Objectives · Data
Gender has become a defining axis of political competition across contemporary democracies. Debates around feminism, sexual violence, reproductive rights, and gender identity have gained unprecedented visibility, with tangible electoral consequences documented across Western Europe and the United States. Yet despite this growing salience, the dynamics of gender-related polarization remain poorly understood. Most research analyzes individual gender issues in isolation, while studies of polarization continue to focus primarily on partisan divisions. GPOL addresses this gap by developing a comprehensive, longitudinal framework that treats gender polarization as a multidimensional political process.

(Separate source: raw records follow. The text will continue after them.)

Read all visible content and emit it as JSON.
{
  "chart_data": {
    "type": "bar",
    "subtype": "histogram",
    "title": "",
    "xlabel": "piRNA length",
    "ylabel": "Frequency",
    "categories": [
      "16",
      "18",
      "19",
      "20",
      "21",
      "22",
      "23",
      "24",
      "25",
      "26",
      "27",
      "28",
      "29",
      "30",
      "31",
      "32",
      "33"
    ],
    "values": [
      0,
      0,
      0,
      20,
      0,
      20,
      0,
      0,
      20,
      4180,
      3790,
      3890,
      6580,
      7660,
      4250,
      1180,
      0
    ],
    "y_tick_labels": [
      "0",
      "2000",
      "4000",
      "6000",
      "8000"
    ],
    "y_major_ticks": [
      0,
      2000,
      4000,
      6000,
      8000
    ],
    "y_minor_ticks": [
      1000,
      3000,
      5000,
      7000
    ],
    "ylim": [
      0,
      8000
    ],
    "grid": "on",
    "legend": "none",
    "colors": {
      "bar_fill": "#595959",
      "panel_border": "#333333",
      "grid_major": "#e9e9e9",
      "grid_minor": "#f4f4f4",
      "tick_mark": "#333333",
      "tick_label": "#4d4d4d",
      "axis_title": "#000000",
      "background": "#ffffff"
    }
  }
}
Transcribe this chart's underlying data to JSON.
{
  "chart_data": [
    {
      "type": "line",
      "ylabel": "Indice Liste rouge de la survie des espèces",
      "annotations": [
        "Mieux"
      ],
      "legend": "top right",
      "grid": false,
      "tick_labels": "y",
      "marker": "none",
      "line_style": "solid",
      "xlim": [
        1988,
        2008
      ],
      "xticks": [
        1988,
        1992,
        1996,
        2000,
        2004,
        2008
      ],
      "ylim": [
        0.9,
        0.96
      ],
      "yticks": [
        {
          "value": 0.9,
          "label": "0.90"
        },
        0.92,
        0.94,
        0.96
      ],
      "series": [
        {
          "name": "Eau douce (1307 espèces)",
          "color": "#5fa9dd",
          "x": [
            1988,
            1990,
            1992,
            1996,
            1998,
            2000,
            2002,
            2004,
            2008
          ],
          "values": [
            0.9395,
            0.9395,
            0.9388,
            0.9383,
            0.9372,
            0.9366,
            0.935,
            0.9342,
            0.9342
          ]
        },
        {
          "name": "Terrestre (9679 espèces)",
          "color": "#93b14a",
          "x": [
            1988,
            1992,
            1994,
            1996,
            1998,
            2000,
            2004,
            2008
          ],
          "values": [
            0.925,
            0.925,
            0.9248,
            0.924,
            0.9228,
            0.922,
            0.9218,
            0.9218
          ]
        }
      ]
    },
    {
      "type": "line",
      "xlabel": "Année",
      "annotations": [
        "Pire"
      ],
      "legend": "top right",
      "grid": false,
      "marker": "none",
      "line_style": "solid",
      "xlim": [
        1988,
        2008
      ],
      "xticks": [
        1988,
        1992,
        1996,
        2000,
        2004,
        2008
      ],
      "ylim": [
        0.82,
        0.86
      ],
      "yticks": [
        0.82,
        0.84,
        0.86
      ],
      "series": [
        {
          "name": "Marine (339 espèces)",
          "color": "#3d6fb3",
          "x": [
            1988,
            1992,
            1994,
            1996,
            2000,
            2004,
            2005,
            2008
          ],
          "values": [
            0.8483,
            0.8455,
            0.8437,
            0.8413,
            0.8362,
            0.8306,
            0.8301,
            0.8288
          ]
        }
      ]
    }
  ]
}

Word Packages and Objectives
WP1
Characterize and explain gender gaps in political attitudes, vote choice and ideological orientations, with an intersectional perspective that accounts for age and socioeconomic status.
WP2
Map the structure of public opinion across a broad range of gender-related issues — from quotas and parental leave to abortion, gender-based violence, and gender self-determination — and to analyze how these attitudes are formed, structured, and linked to political behavior.
WP3
Examine how citizens perceive feminism, measuring both positive identification and negative affect toward the feminist movement.
Data
GPOL relies primarily on a longitudinal approach. Its backbone is the POLAT panel, an ongoing Spanish political attitudes survey spanning more than 16 waves (2010–2027). GPOL will add two new panel waves and a cross-sectional survey (GPOL Survey 2026, N≈2,000), enabling the study of within-individual attitude change over time. The team will utilize hybrid panel models to disentangle changes within individuals over time, as well as decomposition models and factor analysis to explain the structure of gender gaps and attitudes.